The challenge may lie in getting patients used to the idea of accessing their information when and where they need it. According to a study published earlier this year in JAMA, not a lot of people have taken advantage of the mHealth tool since it was launched in 2018.
According to researchers from the University of California, San Francisco (UCSF) and the University of California, San Diego (UCSD), many patients are unsure as to how to use the tool, particularly since it’s coming from a consumer-facing company. But they expect adoption to grow as patients become familiar with Apple Health Records and their providers do more to support the platform.
“It is anticipated that access to clinical data via Fast Healthcare Interoperability Resources (FHIR) APIs and use of this data by smartphone applications will allow individuals to better understand and control their health data, more easily ensure data accuracy, shop for high-value health care services, avoid the need to repeatedly supply data for entry into each new health care provider’s electronic health record, and increase their participation in clinical research,” the study concluded.

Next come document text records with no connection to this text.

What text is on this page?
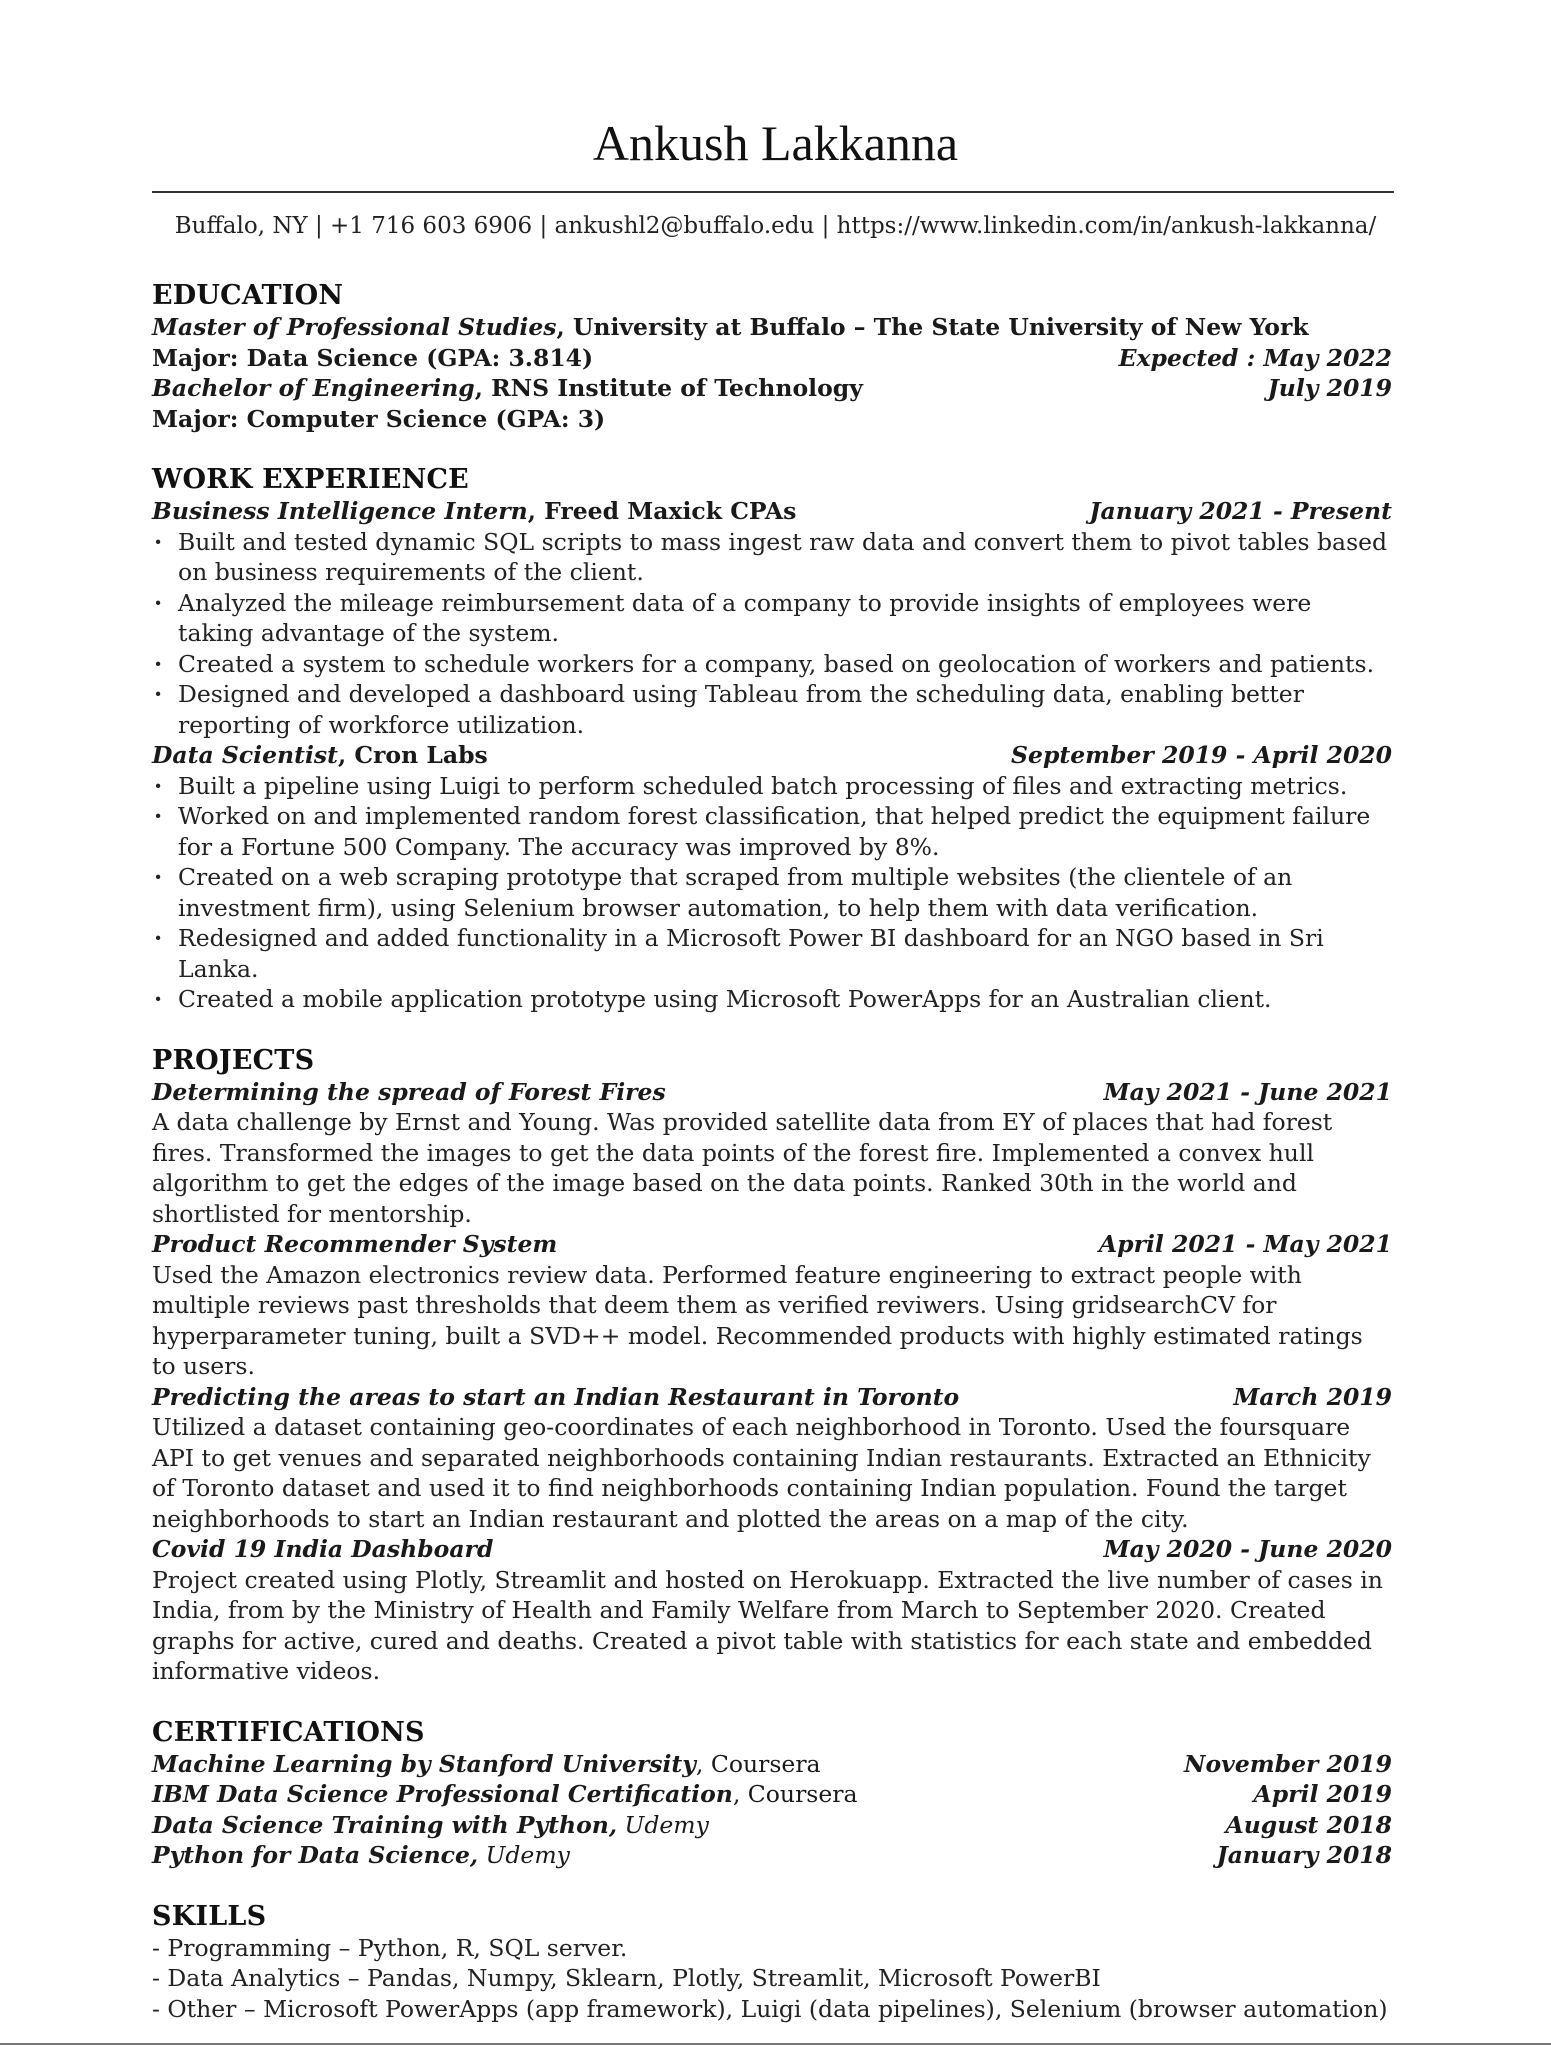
Ankush Lakkanna
Buffalo, NY | +1 716 603 6906 | ankushl2@buffalo.edu | https://www.linkedin.com/in/ankush-lakkanna/
EDUCATION
Master of Professional Studies, University at Buffalo – The State University of New York
Major: Data Science (GPA: 3.814)	Expected : May 2022
Bachelor of Engineering, RNS Institute of Technology	July 2019
Major: Computer Science (GPA: 3)
WORK EXPERIENCE
Business Intelligence Intern, Freed Maxick CPAs	January 2021 - Present
· Built and tested dynamic SQL scripts to mass ingest raw data and convert them to pivot tables based on business requirements of the client.
· Analyzed the mileage reimbursement data of a company to provide insights of employees were taking advantage of the system.
· Created a system to schedule workers for a company, based on geolocation of workers and patients.
· Designed and developed a dashboard using Tableau from the scheduling data, enabling better reporting of workforce utilization.
Data Scientist, Cron Labs	September 2019 - April 2020
· Built a pipeline using Luigi to perform scheduled batch processing of files and extracting metrics.
· Worked on and implemented random forest classification, that helped predict the equipment failure for a Fortune 500 Company. The accuracy was improved by 8%.
· Created on a web scraping prototype that scraped from multiple websites (the clientele of an investment firm), using Selenium browser automation, to help them with data verification.
· Redesigned and added functionality in a Microsoft Power BI dashboard for an NGO based in Sri Lanka.
· Created a mobile application prototype using Microsoft PowerApps for an Australian client.
PROJECTS
Determining the spread of Forest Fires	May 2021 - June 2021
A data challenge by Ernst and Young. Was provided satellite data from EY of places that had forest fires. Transformed the images to get the data points of the forest fire. Implemented a convex hull algorithm to get the edges of the image based on the data points. Ranked 30th in the world and shortlisted for mentorship.
Product Recommender System	April 2021 - May 2021
Used the Amazon electronics review data. Performed feature engineering to extract people with multiple reviews past thresholds that deem them as verified reviwers. Using gridsearchCV for hyperparameter tuning, built a SVD++ model. Recommended products with highly estimated ratings to users.
Predicting the areas to start an Indian Restaurant in Toronto	March 2019
Utilized a dataset containing geo-coordinates of each neighborhood in Toronto. Used the foursquare API to get venues and separated neighborhoods containing Indian restaurants. Extracted an Ethnicity of Toronto dataset and used it to find neighborhoods containing Indian population. Found the target neighborhoods to start an Indian restaurant and plotted the areas on a map of the city.
Covid 19 India Dashboard	May 2020 - June 2020
Project created using Plotly, Streamlit and hosted on Herokuapp. Extracted the live number of cases in India, from by the Ministry of Health and Family Welfare from March to September 2020. Created graphs for active, cured and deaths. Created a pivot table with statistics for each state and embedded informative videos.
CERTIFICATIONS
Machine Learning by Stanford University, Coursera	November 2019
IBM Data Science Professional Certification, Coursera	April 2019
Data Science Training with Python, Udemy	August 2018
Python for Data Science, Udemy	January 2018
SKILLS
- Programming – Python, R, SQL server.
- Data Analytics – Pandas, Numpy, Sklearn, Plotly, Streamlit, Microsoft PowerBI
- Other – Microsoft PowerApps (app framework), Luigi (data pipelines), Selenium (browser automation)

“However, because this capability is new, few applications are currently able to access and use the data. In addition, there has been little effort by healthcare systems or health information technology vendors to market this new capability to patients, and there are not clear incentives for patients to adopt it.”
That’s where Hekier sees his opportunity.

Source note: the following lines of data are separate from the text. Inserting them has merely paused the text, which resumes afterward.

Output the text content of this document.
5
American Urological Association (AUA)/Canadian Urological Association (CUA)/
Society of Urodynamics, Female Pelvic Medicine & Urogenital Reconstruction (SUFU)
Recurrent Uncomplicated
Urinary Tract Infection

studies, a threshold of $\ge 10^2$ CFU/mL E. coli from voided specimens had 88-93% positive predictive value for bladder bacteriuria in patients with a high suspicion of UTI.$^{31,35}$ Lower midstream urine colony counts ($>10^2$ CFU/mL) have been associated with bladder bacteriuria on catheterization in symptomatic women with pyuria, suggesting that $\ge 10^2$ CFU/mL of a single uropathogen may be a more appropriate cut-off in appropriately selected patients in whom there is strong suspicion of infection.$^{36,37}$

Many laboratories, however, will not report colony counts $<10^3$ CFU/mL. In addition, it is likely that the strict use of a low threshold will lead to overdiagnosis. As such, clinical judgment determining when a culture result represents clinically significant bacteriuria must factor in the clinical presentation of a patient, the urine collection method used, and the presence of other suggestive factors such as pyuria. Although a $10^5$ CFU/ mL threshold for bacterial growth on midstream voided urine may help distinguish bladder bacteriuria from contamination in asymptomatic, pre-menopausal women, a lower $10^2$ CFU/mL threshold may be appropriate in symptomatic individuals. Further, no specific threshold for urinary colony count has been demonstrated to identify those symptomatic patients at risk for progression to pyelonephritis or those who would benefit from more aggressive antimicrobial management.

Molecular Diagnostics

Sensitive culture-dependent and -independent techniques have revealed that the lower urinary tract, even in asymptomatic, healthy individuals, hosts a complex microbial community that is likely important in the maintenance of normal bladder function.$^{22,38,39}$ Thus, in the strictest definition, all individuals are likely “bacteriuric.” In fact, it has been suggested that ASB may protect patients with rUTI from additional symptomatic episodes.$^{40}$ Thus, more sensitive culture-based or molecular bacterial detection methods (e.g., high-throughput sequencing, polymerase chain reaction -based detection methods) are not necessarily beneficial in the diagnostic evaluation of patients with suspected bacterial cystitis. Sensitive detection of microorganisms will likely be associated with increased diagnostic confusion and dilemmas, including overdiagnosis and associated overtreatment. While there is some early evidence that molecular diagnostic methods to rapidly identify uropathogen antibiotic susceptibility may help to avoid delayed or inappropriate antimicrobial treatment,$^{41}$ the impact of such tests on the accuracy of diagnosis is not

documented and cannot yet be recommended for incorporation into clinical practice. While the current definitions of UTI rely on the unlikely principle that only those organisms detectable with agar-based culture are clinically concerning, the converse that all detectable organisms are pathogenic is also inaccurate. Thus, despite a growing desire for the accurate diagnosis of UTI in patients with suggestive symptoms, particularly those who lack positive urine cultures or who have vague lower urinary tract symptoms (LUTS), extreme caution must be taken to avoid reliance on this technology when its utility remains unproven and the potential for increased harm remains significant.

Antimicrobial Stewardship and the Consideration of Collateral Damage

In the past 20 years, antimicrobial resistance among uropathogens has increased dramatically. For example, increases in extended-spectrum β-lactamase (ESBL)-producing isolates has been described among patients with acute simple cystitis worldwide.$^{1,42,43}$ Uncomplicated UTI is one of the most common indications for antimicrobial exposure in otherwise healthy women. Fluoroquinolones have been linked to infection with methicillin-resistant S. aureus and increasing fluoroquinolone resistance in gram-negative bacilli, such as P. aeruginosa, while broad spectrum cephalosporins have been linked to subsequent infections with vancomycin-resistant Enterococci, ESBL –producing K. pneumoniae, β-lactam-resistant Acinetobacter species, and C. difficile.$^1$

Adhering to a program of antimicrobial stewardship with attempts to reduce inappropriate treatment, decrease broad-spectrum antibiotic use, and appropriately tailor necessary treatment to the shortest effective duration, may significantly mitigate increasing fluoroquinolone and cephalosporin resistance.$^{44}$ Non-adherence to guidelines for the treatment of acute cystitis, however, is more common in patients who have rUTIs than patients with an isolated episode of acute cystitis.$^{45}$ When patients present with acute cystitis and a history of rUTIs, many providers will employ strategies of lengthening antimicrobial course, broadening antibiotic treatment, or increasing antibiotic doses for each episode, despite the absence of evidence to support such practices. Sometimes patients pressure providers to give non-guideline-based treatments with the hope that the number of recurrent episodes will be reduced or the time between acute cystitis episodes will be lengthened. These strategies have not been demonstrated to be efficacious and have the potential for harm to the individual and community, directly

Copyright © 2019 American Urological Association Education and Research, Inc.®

“This takes time, but it’s a step in the right direction,” he says, noting the app is just one more tool in a patient engagement toolkit for Sharp that includes the FollowMyHealth patient portal. “We’re looking to make the most use of the most valuable but – up until now – most overlooked part of healthcare – the patient.”
On one side, he said, Sharp – and any other health system tapping into Apple Health Records – has to teach its providers what to expect from their patients and how to guide those conversations. They’re now working with patients who have a lot more information about their health, but those patients may be overwhelmed with data or uncertain how to use it.
“Patients need the guidance to act on that data,” he says. They need to know what’s useful and how it can be used, and providers need to know how to offer that guidance.
Likewise, Hekier says, patients need to be taught how to use the data at their disposal, so that they’re entering the healthcare conversation with the right preparation. Too many doctor-patient encounters are derailed by a patient who’s asking all the wrong questions or a doctor who’s spending too much time ferreting information he/she should have already had.
“We’re trying to leverage all the tools at our disposal to close gaps in care,” he says. That means making sure everyone know how to use those tools in the first place.
As more health systems integrate Apple Health Records and other mHealth tools into the EHR platforms, Hekier says it’s important that doctors and nurses stay abreast of how these tools improve the patient experience. That means becoming comfortable with mHealth and telehealth before one expects the patient to do the same.
In addition, he’d like to see Apple go further with its mHealth platform, inching ever so close to that long-sought integration between consumer-facing uses and clinical uses. He’d like more channels for chronic care, bi-directional messaging and reminders.
Apple Health Records “was a foreseeable step in the evolution of healthcare,” he says. “We have to learn how to make the most of it … (and to) partner with patients in the improvement of their health and well-being.”